Jacquet mastered the bassoon in the early 1960s. He led only small groups between 1953 and 1983, notably his 1970s trio with Milt Buckner on piano and Jo Jones on drums. From 1983 to 1984 Jacquet was the first jazz artist in residence at Harvard University. He used the occasion to form another big band, which included the swing-era saxophone stalwarts Eddie Barefield and Marshall Royal.

Jacquet composed and recorded approximately 300 songs over his lifetime. “Black Velvet” and “Robbins’ Nest” are among his greatest. The Illinois Jacquet Story (2002) is a boxed set of his recordings. Jacquet’s Got It! (1988) won a Grammy Award for Best Jazz Instrumental Performance, Big Band. Also notable are Jacquet a la Carte (2002) and The Count with Jacquet, recordings of radio air checks from 1945 to 1946.

Jacquet married Barbara Potts, and the couple had two children. For the last twenty-three years of his life Jacquet’s companion was Carol Scherick. Jacquet performed at the White House on several occasions, in 1993 jamming with President Bill Clinton, who played tenor saxophone.
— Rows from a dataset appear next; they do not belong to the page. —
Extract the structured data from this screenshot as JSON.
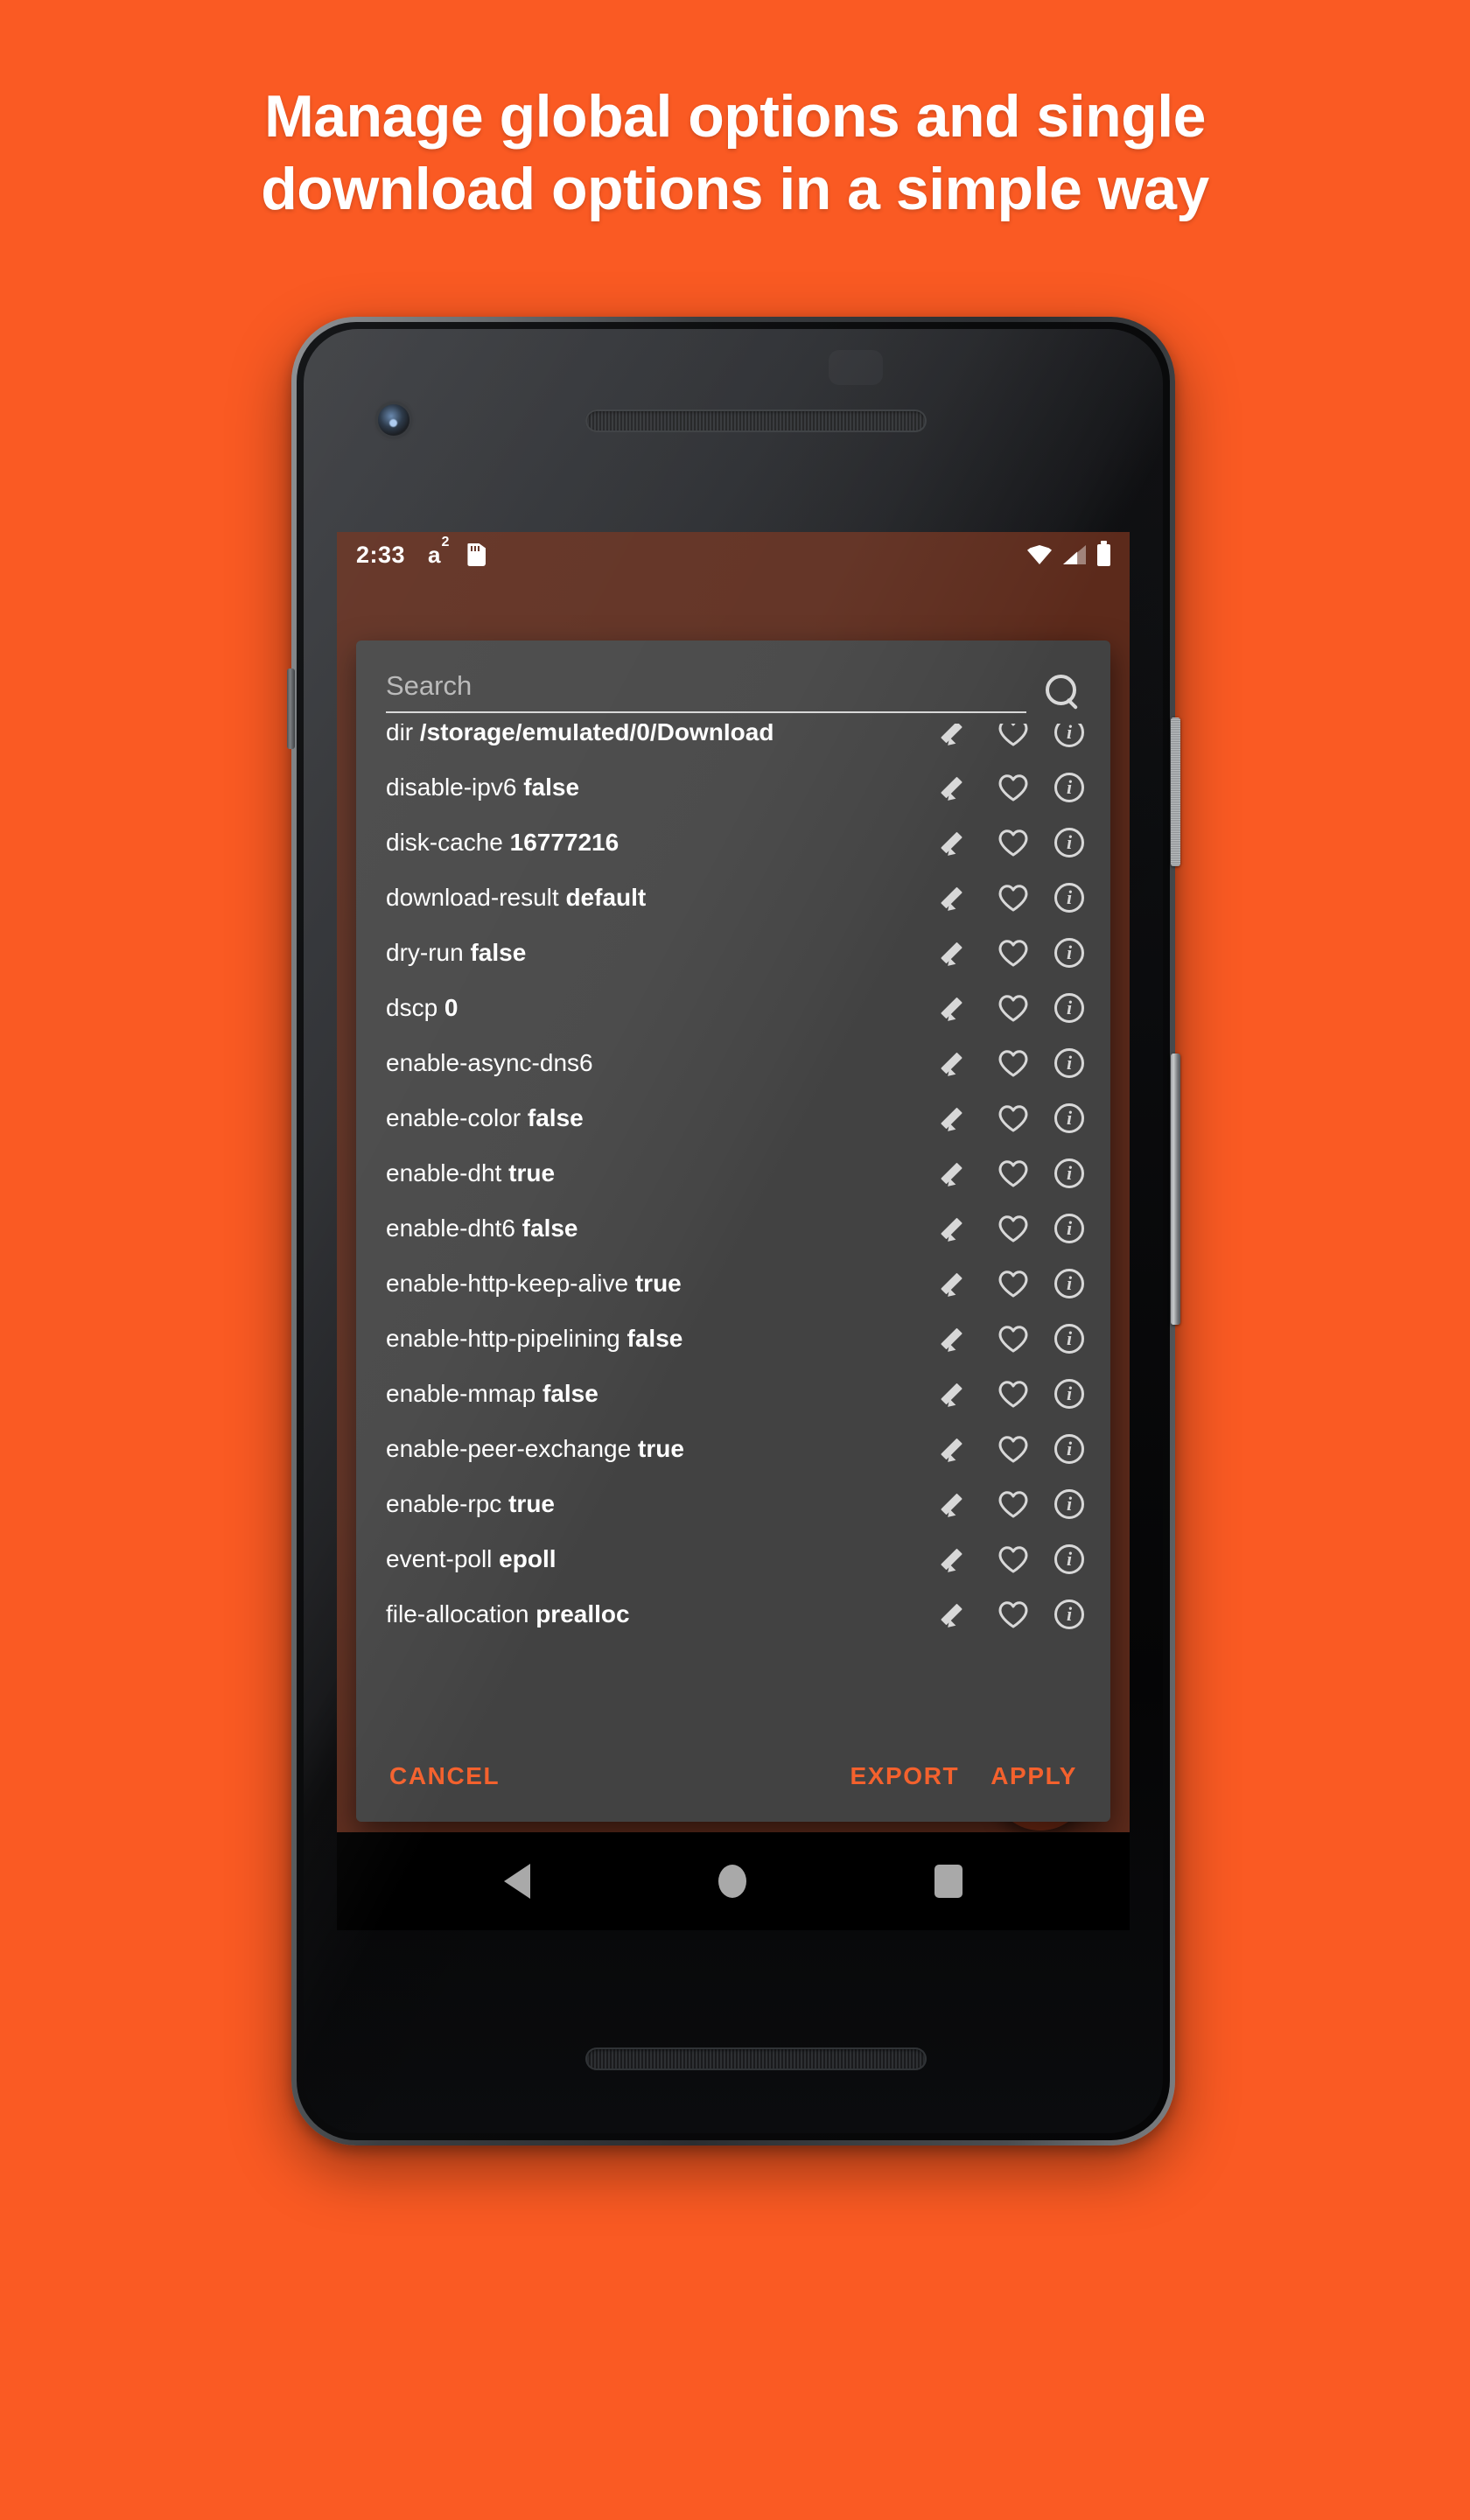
{
  "headline": {
    "line1": "Manage global options and single",
    "line2": "download options in a simple way"
  },
  "colors": {
    "background": "#fa5a23",
    "accent": "#f4612d",
    "dialog_bg": "#424242",
    "app_bg": "#5c2a1b"
  },
  "statusbar": {
    "time": "2:33",
    "a2_letter": "a",
    "a2_sup": "2",
    "icons": [
      "sdcard-icon",
      "wifi-icon",
      "cellular-signal-icon",
      "battery-icon"
    ]
  },
  "dialog": {
    "search": {
      "value": "",
      "placeholder": "Search"
    },
    "rows": [
      {
        "key": "dir",
        "value": "/storage/emulated/0/Download",
        "clipped": true
      },
      {
        "key": "disable-ipv6",
        "value": "false"
      },
      {
        "key": "disk-cache",
        "value": "16777216"
      },
      {
        "key": "download-result",
        "value": "default"
      },
      {
        "key": "dry-run",
        "value": "false"
      },
      {
        "key": "dscp",
        "value": "0"
      },
      {
        "key": "enable-async-dns6",
        "value": ""
      },
      {
        "key": "enable-color",
        "value": "false"
      },
      {
        "key": "enable-dht",
        "value": "true"
      },
      {
        "key": "enable-dht6",
        "value": "false"
      },
      {
        "key": "enable-http-keep-alive",
        "value": "true"
      },
      {
        "key": "enable-http-pipelining",
        "value": "false"
      },
      {
        "key": "enable-mmap",
        "value": "false"
      },
      {
        "key": "enable-peer-exchange",
        "value": "true"
      },
      {
        "key": "enable-rpc",
        "value": "true"
      },
      {
        "key": "event-poll",
        "value": "epoll"
      },
      {
        "key": "file-allocation",
        "value": "prealloc"
      }
    ],
    "row_icons": [
      "edit-pencil-icon",
      "favorite-heart-icon",
      "info-icon"
    ],
    "actions": {
      "cancel": "CANCEL",
      "export": "EXPORT",
      "apply": "APPLY"
    }
  },
  "navbar": {
    "back": "back-icon",
    "home": "home-icon",
    "recents": "recents-icon"
  }
}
The Juilliard School of Music gave Jacquet an honorary doctorate of musical arts in May 2004. On 16 July 2004 Jacquet’s big band, as it had done annually since 1989, closed the final concert of the Midsummer Night Swing Series at Lincoln Center in New York City. It was Jacquet’s last gig. He died of a heart attack six days later, on 22 July 2004 in New York City. Jacquet is buried in Woodlawn Cemetery, Bronx, New York City.

An account of Jacquet’s transition from swing to bop music in the 1940s is in Dizzy Gillespie with Al Fraser, To Be or Not—to Bop: Memoirs (1979). Gunther Schuller, The Swing Era: The Development of Jazz, 1930–1945 (1989), describes Jacquet’s style of music. Obituaries are in the New York Times (23 July 2004), Washington Post (24 July 2004), and Pittsburgh Post-Gazette (25 July 2004). Texas Tenor: The Illinois Jacquet Story (1992) is a documentary film about Jacquet.